Застав ее готовой к отъезду, я был изрядно удивлен. На мой же вопрос о том, не на полигон ли она собралась, Ирина ответила утвердительно и с улыбкой сказала:
— Я же превосходно тебя знаю! Несложно было догадаться, что ты выставишь меня вперед, а сам прикинешься дуэньем. Не так?
— Так, — признал я, — только дуэнья — обязательно "она", а если уж "он", то какой-нибудь чичисбей.
Уже через пару часов мы в серой ведомственной "волге" ходко, насколько позволяла не худшая в области дорога, двигались к полигону. Ирина, совершенно игнорируя шофера, и не впервой удивляла меня этаким псевдоаристократическим отношением к обслуживающему персоналу: неизменная вежливость при необходимости общения (отдаче распоряжений если быть точным) и полная отстраненность во всякое иное время. Она в полный голос обсуждала наши рабочие проблемы и излагала свое к ним отношение. И начала так рьяно, что я не успел остановить ее. Теперь же сделать это мягко было затруднительно, и я только надеялся, что шофер принадлежит к тому исчезающе малому проценту водителей, которые не выносят услышанное за пределы кабины. Впрочем, уповать на это не стоило; да и в пределах кабины мало ли кто окажется — не собирается же он брать расчет сразу же после окончания нашей поездки.
По прошествии малого времени, Ирина заерзала знакомым мне образом. Она обладает странной, иногда приятной и уместной, но порой докучающей привычкой. Ирина уверена, что в дороге нужно есть. Как бы ни мимолетна была поездка, у нее всегда есть, чем перекусить; как правило, количество еды пропорционально продолжительности пути.
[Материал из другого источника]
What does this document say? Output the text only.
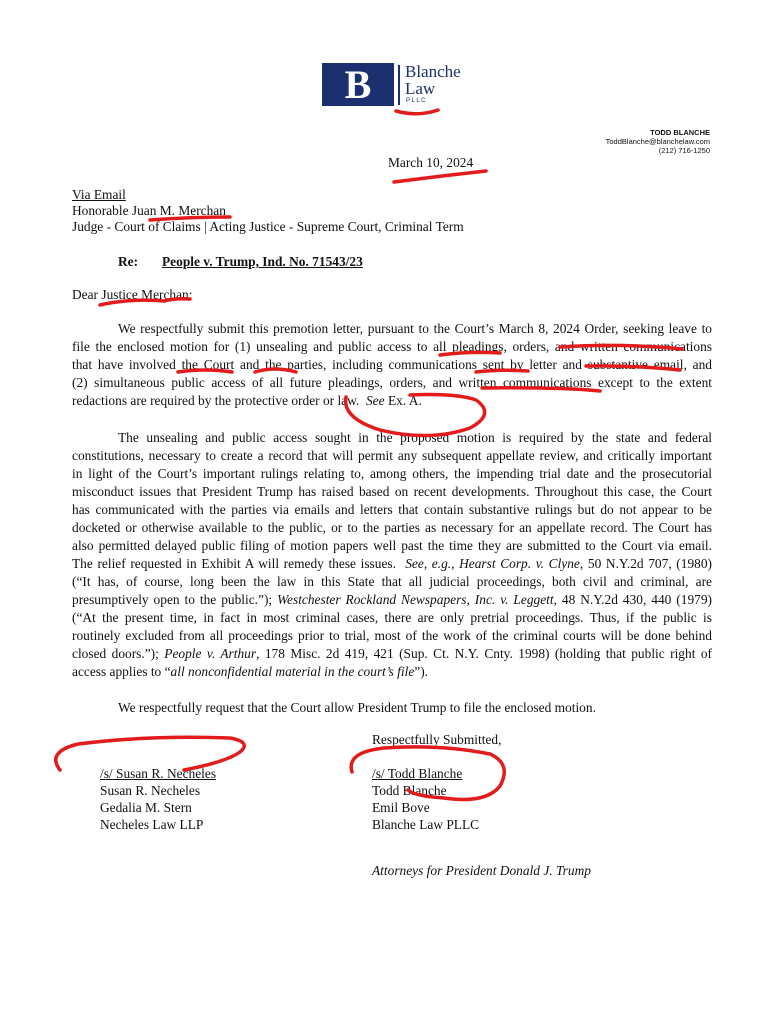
B	Blanche
Law
PLLC
TODD BLANCHE
ToddBlanche@blanchelaw.com
(212) 716-1250
March 10, 2024
Via Email
Honorable Juan M. Merchan
Judge - Court of Claims | Acting Justice - Supreme Court, Criminal Term
Re: People v. Trump, Ind. No. 71543/23
Dear Justice Merchan:

We respectfully submit this premotion letter, pursuant to the Court’s March 8, 2024 Order, seeking leave to

file the enclosed motion for (1) unsealing and public access to all pleadings, orders, and written communications

that have involved the Court and the parties, including communications sent by letter and substantive email, and

(2) simultaneous public access of all future pleadings, orders, and written communications except to the extent

redactions are required by the protective order or law. See Ex. A.

The unsealing and public access sought in the proposed motion is required by the state and federal

constitutions, necessary to create a record that will permit any subsequent appellate review, and critically important

in light of the Court’s important rulings relating to, among others, the impending trial date and the prosecutorial

misconduct issues that President Trump has raised based on recent developments. Throughout this case, the Court

has communicated with the parties via emails and letters that contain substantive rulings but do not appear to be

docketed or otherwise available to the public, or to the parties as necessary for an appellate record. The Court has

also permitted delayed public filing of motion papers well past the time they are submitted to the Court via email.

The relief requested in Exhibit A will remedy these issues. See, e.g., Hearst Corp. v. Clyne, 50 N.Y.2d 707, (1980)

(“It has, of course, long been the law in this State that all judicial proceedings, both civil and criminal, are

presumptively open to the public.”); Westchester Rockland Newspapers, Inc. v. Leggett, 48 N.Y.2d 430, 440 (1979)

(“At the present time, in fact in most criminal cases, there are only pretrial proceedings. Thus, if the public is

routinely excluded from all proceedings prior to trial, most of the work of the criminal courts will be done behind

closed doors.”); People v. Arthur, 178 Misc. 2d 419, 421 (Sup. Ct. N.Y. Cnty. 1998) (holding that public right of

access applies to “all nonconfidential material in the court’s file”).

We respectfully request that the Court allow President Trump to file the enclosed motion.
Respectfully Submitted,
/s/ Susan R. Necheles
Susan R. Necheles
Gedalia M. Stern
Necheles Law LLP
/s/ Todd Blanche
Todd Blanche
Emil Bove
Blanche Law PLLC
Attorneys for President Donald J. Trump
Если бы нам выпало проехать пару остановок в трамвае, она угостила бы меня ириской "Золотой ключик" или конфетой "Коровка". Сейчас же Ирина достала из сумки две бутылки "Жигулевского", которыми без сомнения разжилась в буфете треста, и протянула их мне. Отодвинувшись насколько позволяло сиденье, Ирина расстелила между нами сложенную вчетверо газету, на которую выложила нарезанный батон "рижского", кусок халвы в коричневой бумаге и последней — аккуратно разделанную с вынутыми костями, запеленутую в несколько слоев кальки, сельдь.
"Керченская" — прокомментировала она, разворачивая селедку.
Разумеется, есть руками не предполагалось. У Ирины имелся туристский столовый прибор. В закрытом виде щучка из синей низкосортной пластмассы длиной с карандаш. А если потянуть рыбку за нос и хвост, в одной руке окажется ложка размером чуть больше чайной с плосковатым черпалом, а в другой — трезубая вилка. Задумано мило, исполнено — посредственно.
После трапезы (водителю был пожертвован бутерброд с селедкой, а всю халву Ирина съела сама), которую мы запили теплым пивом, Ирина тщательно собрала крошки, завернула их в бумагу и спрятала в сумку вместе с оставшейся невостребованной второй бутылкой. Мусорить, выбрасывая объедки из окна, было не в ее правилах. Чувствуя послеобеденную истому, я принялся глазеть в лобовое стекло, благо сидел справа, и водитель не загораживал мне обзор.
Панорамы Поволжья живописны во всякое время; разумеется, ранняя осень не исключение и даже более того. Увы, привлечь внимание Ирины к минуемым нами полям, часть которых топорщилась стерней, а часть еще изнемогала от урожая в ожидании жатвы, оказалось невозможно. Но сам я с удовольствием тешил себя всеми оттенками желтого и особым зеленым, в котором уже гнездится намек на буровато-багровый скорого увядания, но пока еще только придает ему насыщенность и разнообразие. Ровно на траверзе нашей машины держался жаворонок. Не знаю, поют ли они сейчас, да и не услышать его за фырчаньем мотора и шинным шорохом, однако, я представлял себе его поющим — это было бы уместно. Тем более, кучевые облака белы и нежны, как комки ягнячьего пуха.
Обладай я индифферентностью Ирины к присутствию шофера, я заговорил бы о своих чувствах и мыслях по этому поводу, но так и не осмелился на это. Так в молчании прошла моя поездка и, лишь помогая Ирине подняться с продавленного заднего сиденья, я сказал: "Постараемся тут разобраться побыстрее: у меня есть разговор, который будет особенно хорош здесь, среди гремящих механизмов и грубых людей.
— Почему же? — приготовилась улыбнуться Ирина.
— Потому что слова будут легки, а смысл приятен и нежен.
— Тогда поторопимся! — воскликнула она.
— В меру, — согласился я, — не будем забывать о делах до момента, когда забыть о них будет самое время.